ESTHER

Article publié dans la Lettre n° 215


ESTHER de Jean Racine. Musique originale de Jean-Baptiste Moreau. Mise en scène et direction musicale Alain Zaepffel avec Claude Mathieu, Isabelle Gardien, Sylvia Bergé, Françoise Gillard, Emmanuelle Wion, Madeleine Marion, Caroline Piette, Léonie Simaga, la Maîtrise de Radio France, et l’Ensemble Gradiva.
Au XVIIe siècle, la tradition était de représenter des tragédies édifiantes dans les maisons religieuses à l’époque du carnaval. Madame de Maintenon, fondatrice de Saint-Cyr, ne déroge pas à cette coutume lorsqu’elle prie Jean Racine de créer une oeuvre où il fallait aux demoiselles de Saint-Cyr « un poème moral dont l’amour fût entièrement banni ». Il respecte la tragédie antique, liant le choeur et le chant avec l’action, tout en intégrant des emprunts aux textes sacrés.
Ainsi naquit Esther. L’argument est simple et se déroule en vers sur trois actes. Déportée dans l’empire perse, orpheline mais protégée par Mardochée, « frère de son père », Esther cache sa race et son pays. Remarquée pour sa grande beauté par le Roi Assuérus, celui-ci la ceint du diadème de reine, ignorant tout de ses origines. Mais l’impie Aman, a décidé de faire périr le monde des hébreux. Craignant pour son peuple et pour Mardochée, Esther brave la crainte des conséquences et décide d’avouer au roi son appartenance juive afin de contrecarrer les noirs desseins d’Aman. « Qui d’Aman ou d’Esther le doit emporter »?

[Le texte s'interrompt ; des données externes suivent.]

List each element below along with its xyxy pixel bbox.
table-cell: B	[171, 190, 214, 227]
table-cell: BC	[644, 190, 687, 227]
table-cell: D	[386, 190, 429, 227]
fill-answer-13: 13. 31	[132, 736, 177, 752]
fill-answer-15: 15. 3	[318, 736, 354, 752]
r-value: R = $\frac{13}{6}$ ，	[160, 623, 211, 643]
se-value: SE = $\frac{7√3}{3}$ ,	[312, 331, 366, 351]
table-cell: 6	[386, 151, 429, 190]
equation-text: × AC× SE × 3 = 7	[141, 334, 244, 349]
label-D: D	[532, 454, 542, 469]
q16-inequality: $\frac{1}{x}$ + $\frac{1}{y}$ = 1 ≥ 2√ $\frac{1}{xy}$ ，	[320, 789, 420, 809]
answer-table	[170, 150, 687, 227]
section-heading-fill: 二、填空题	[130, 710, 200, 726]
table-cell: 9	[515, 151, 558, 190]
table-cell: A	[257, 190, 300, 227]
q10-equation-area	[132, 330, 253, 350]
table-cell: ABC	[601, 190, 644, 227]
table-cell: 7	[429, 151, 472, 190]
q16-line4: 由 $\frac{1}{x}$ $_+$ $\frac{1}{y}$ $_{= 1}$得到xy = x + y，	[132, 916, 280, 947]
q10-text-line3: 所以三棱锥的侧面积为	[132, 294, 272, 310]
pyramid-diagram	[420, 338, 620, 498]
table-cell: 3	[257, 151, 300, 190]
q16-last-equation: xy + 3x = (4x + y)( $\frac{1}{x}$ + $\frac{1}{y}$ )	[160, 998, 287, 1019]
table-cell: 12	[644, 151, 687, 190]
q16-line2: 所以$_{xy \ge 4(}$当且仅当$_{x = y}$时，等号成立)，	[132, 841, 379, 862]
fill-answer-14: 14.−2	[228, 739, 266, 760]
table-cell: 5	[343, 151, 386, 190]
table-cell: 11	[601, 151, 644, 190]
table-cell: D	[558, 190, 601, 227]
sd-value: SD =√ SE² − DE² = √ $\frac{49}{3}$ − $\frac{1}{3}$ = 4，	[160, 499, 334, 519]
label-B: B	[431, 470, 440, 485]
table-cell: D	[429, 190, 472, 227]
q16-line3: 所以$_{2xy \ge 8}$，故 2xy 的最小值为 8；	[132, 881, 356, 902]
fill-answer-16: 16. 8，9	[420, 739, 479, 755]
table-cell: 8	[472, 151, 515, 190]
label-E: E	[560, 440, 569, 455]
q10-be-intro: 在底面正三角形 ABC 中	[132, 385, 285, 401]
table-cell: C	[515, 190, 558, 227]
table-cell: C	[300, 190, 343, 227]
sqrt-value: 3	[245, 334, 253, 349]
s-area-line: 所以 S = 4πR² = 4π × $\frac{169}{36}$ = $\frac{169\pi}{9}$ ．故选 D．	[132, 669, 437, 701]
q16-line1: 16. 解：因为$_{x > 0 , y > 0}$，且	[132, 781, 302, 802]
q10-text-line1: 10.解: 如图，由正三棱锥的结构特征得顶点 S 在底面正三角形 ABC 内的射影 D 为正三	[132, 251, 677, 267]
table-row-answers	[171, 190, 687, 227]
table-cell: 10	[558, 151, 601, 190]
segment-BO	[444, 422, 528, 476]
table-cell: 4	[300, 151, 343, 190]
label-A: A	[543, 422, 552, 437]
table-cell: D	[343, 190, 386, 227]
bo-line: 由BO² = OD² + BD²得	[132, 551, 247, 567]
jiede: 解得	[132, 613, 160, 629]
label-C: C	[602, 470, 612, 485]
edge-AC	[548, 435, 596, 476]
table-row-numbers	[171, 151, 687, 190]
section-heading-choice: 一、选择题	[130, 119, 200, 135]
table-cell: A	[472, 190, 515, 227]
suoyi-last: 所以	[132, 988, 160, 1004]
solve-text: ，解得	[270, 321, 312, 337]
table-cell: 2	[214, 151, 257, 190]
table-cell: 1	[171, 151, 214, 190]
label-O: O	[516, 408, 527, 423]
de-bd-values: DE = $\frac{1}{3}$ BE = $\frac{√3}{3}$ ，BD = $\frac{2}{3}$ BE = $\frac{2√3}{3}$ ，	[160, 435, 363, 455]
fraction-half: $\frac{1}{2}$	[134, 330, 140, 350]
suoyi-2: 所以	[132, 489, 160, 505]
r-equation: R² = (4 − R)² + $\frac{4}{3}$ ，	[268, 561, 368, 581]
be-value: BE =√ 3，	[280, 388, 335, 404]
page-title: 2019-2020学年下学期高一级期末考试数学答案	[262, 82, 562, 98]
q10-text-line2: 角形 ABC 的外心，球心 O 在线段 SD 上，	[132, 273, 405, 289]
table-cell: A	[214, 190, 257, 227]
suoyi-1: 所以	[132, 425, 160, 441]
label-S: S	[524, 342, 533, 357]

Jouée pour la première fois à Saint-Cyr en 1689, par les jeunes pupilles de Madame de Maintenon, la tragédie remporta un immense succès. Si elle avait un but pédagogique, celui-ci était aussi religieux et mondain. Chacun y cherchait des allusions à Madame de Maintenon, devenue l’une des femmes les plus influentes du royaume et à Madame de Montespan, dont l’astre déclinait, ainsi qu’à la persécution des jansénistes. Racine, de son propre témoignage, avait exécuté ce qui avait été demandé: « une espèce de poème où le chant fût mêlé avec le récit, le tout lié par une action qui rendit la chose plus vive et moins capable d’ennuyer ».
Alain Zaepffel, dans une mise en scène très sobre et une direction musicale rigoureuse, reprend ces intentions à la lettre. Il fait revivre de très belle façon l’événement créé à Saint-Cyr, en faisant tenir tous les rôles par des femmes. Le talent des comédiennes du Français, accompagné par celui indéniable de la Maîtrise de Radio France et de l’Ensemble instrumental de Gradiva offrent un spectacle rare en tout point remarquable qui ne sera malheureusement l’objet que d’une quinzaine de représentations. Comédie Française 1er. Lien: www.comedie-francaise.fr.